Monitoring container traffic when using proxied ports

Hello!
I run a container (postfix/dovecot mailserver on debian) on a pi running raspberry pi os as host (probs not relevant, but anyway). I’ve just installed an ipset blacklist since discovering the multitude of nefarious connections and tedious brute-forcing attempts I’m now receiving. This has improved things considerably.
The connections to the host are passed through to the container using proxied ports. I assumed these would go via the bridge but that doesn’t appear to be the case (from listening to that iface with tcpdump).
I’d now like to record all attempts to connect to my mail server (imap or smtp) that get past the blacklist filtering.
If I just listen to my external nic, I see all packets before they get clobbered by the blacklist. If I listen inside the container, all connections appear to come from localhost. If I listen to the bridge I don’t see the traffic I’m interested in.
I’d like to do this with tcpdump if possible. Is there a way?
Many thanks,
G.

I think I was probably trying to do this in a non-standard way.
What I ended up doing:

  1. Logging successful connects with an iptables rule.
  2. Making sure the timezones in containers and host are the same.
  3. Combining the host log (for successful connects) with the relevant container logs to get the external ip.
    So a small amount of scripting.

Try using the “NAT mode” of proxying. This preserves the source IP address of connections.

Alternatively, you can use the proxy-protocol (which embeds the source IP address at the start of each TCP connection), but then your mail server has to be configured to handle connections using the proxy-protocol too.

1 Like

As @candlerb said, in this case you would enable the PROXY protocol here.

Incus supports the PROXY protocol in the proxy devices. What this means, is that the Incus proxy process forkproxy that runs on the host, accepts connections and proxies them to your containers, it will add at the start of each TCP connection the real IP address.
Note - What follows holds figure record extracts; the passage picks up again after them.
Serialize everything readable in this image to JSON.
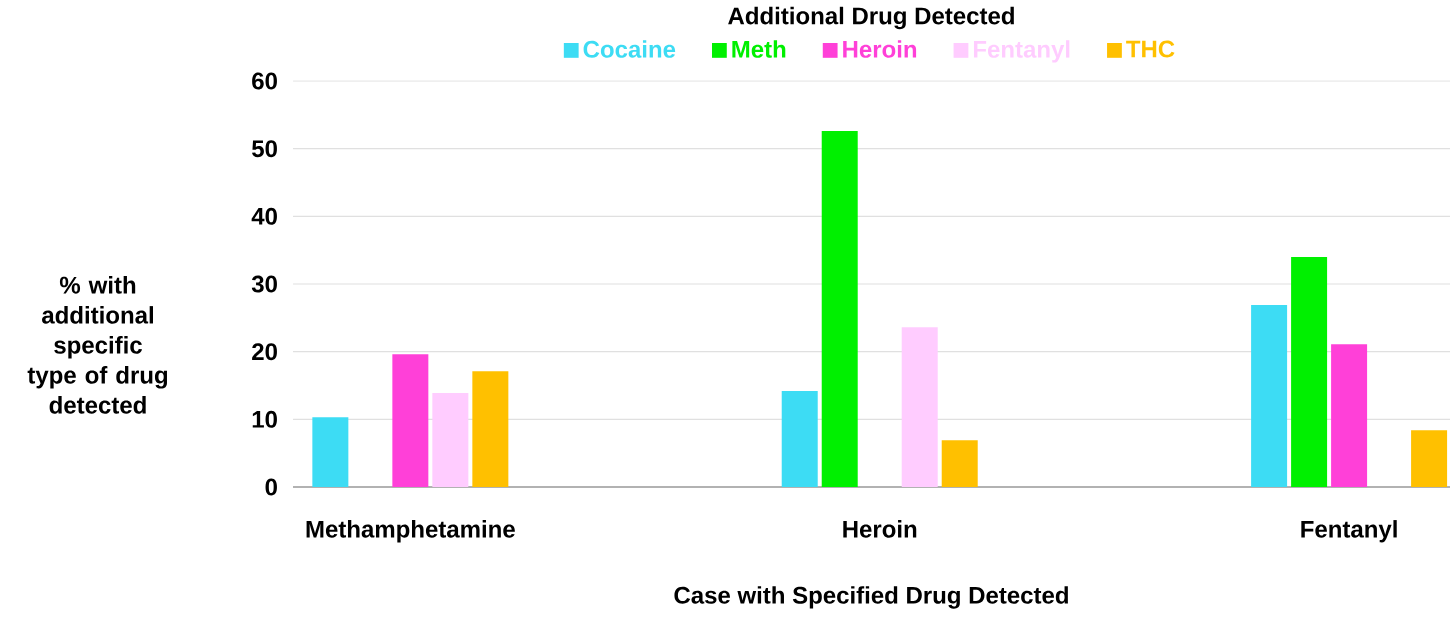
{
  "chart_data": {
    "type": "bar",
    "legend_title": "Additional Drug Detected",
    "xlabel": "Case with Specified Drug Detected",
    "ylabel": "% with additional specific type of drug detected",
    "categories": [
      "Methamphetamine",
      "Heroin",
      "Fentanyl"
    ],
    "series": [
      {
        "name": "Cocaine",
        "color": "#3ddcf4",
        "values": [
          10.3,
          14.2,
          26.9
        ]
      },
      {
        "name": "Meth",
        "color": "#00f000",
        "values": [
          null,
          52.6,
          34.0
        ]
      },
      {
        "name": "Heroin",
        "color": "#ff40d8",
        "values": [
          19.6,
          null,
          21.1
        ]
      },
      {
        "name": "Fentanyl",
        "color": "#ffccff",
        "values": [
          13.9,
          23.6,
          null
        ]
      },
      {
        "name": "THC",
        "color": "#ffc000",
        "values": [
          17.1,
          6.9,
          8.4
        ]
      }
    ],
    "ylim": [
      0,
      60
    ],
    "yticks": [
      0,
      10,
      20,
      30,
      40,
      50,
      60
    ],
    "grid": "y",
    "legend": "top"
  }
}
Then, the service (like Dovecot and Postfix), that supports the PROXY protocol and have been configured by you for that, will parse accordingly the TCP connection, extract the source IP address from the start of the TCP connection and rewrite properly the source IP address.

For this to work, you need to add the option proxy_protocol=true to the Incus proxy device. Then, you need to configure the service in the container (like Postfix) to parse properly the PROXY protocol connection (you need to look into their documentation).

A suggestion would be to use a TLS Termination proxy (in an Incus container) so that the proxy device diverts all incoming connections there, then the TLS Termination proxy is dealing with unencrypted traffic and may send to some mail security service in a container, before delivering to your actual mail server.